Boosted by historically low mortgage rates, existing home sales, as reported by the National Association of Realtors (NAR), rebounded sharply in June, showing a strong sign of a market turnaround after three months of decline.
Total existing home sales, including single-family homes, townhomes, condominiums and co-ops, jumped 20.7% to a seasonally adjusted annual rate of 4.72 million in June, the largest monthly gain since 1968 when NAR began tracking the series. However, on a year-over-year basis, sales were still 11.3% lower than a year ago.
The first-time buyer share increased to 35% in June from 34% last month, and is about equal to 35% a year ago. The June inventory level rose to 1.57 million units from 1.55 million units in May and is down from 1.92 million units a year ago.
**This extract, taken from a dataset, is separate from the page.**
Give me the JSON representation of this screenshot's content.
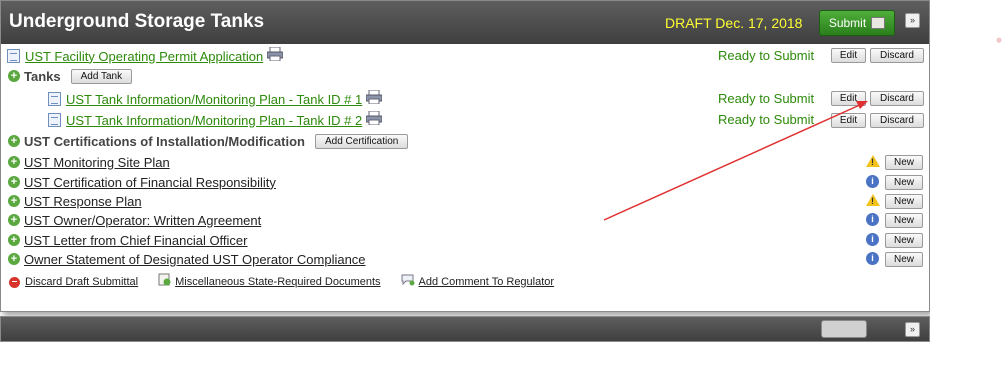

At the current sales rate, the June unsold inventory represents a 4.0-month supply, down from 4.8-month in May and 4.3-month a year ago.
Homes stayed on the market for an average of just 24 days in June, down from 26 days last month and 27 days a year ago. In June, 62% of homes sold were on the market for less than a month.
The June all-cash sales share was 16% of transactions, down from 17% last month and about equal to 16% a year ago.
Despite the recent fluctuation in sales, home prices remained strong. The June median sales price of all existing homes was $295,300, up 3.5% from a year ago, representing the 100th consecutive month of year-over-year increases. The median existing condominium/co-op price of $262,700 in June was up 1.4% from a year ago.
Regionally, all four regions saw month-over-month gains in existing home sales in June, ranging from 4.3% in the Northeast to 31.9% in the West. However, on a year-over-year basis, sales declined in all four regions, with the Northeast seeing the greatest drop (27.9%).
Despite the sharp gain in June, sales still remain below the pre-pandemic level. NAR expects the market continue to recover in the coming months as long as mortgage rates remain low and job gains continue. Meanwhile, tight inventory keeps pushing up home prices, which could be a bottleneck for future home sales. More listings and home construction are needed to meet the rising demand.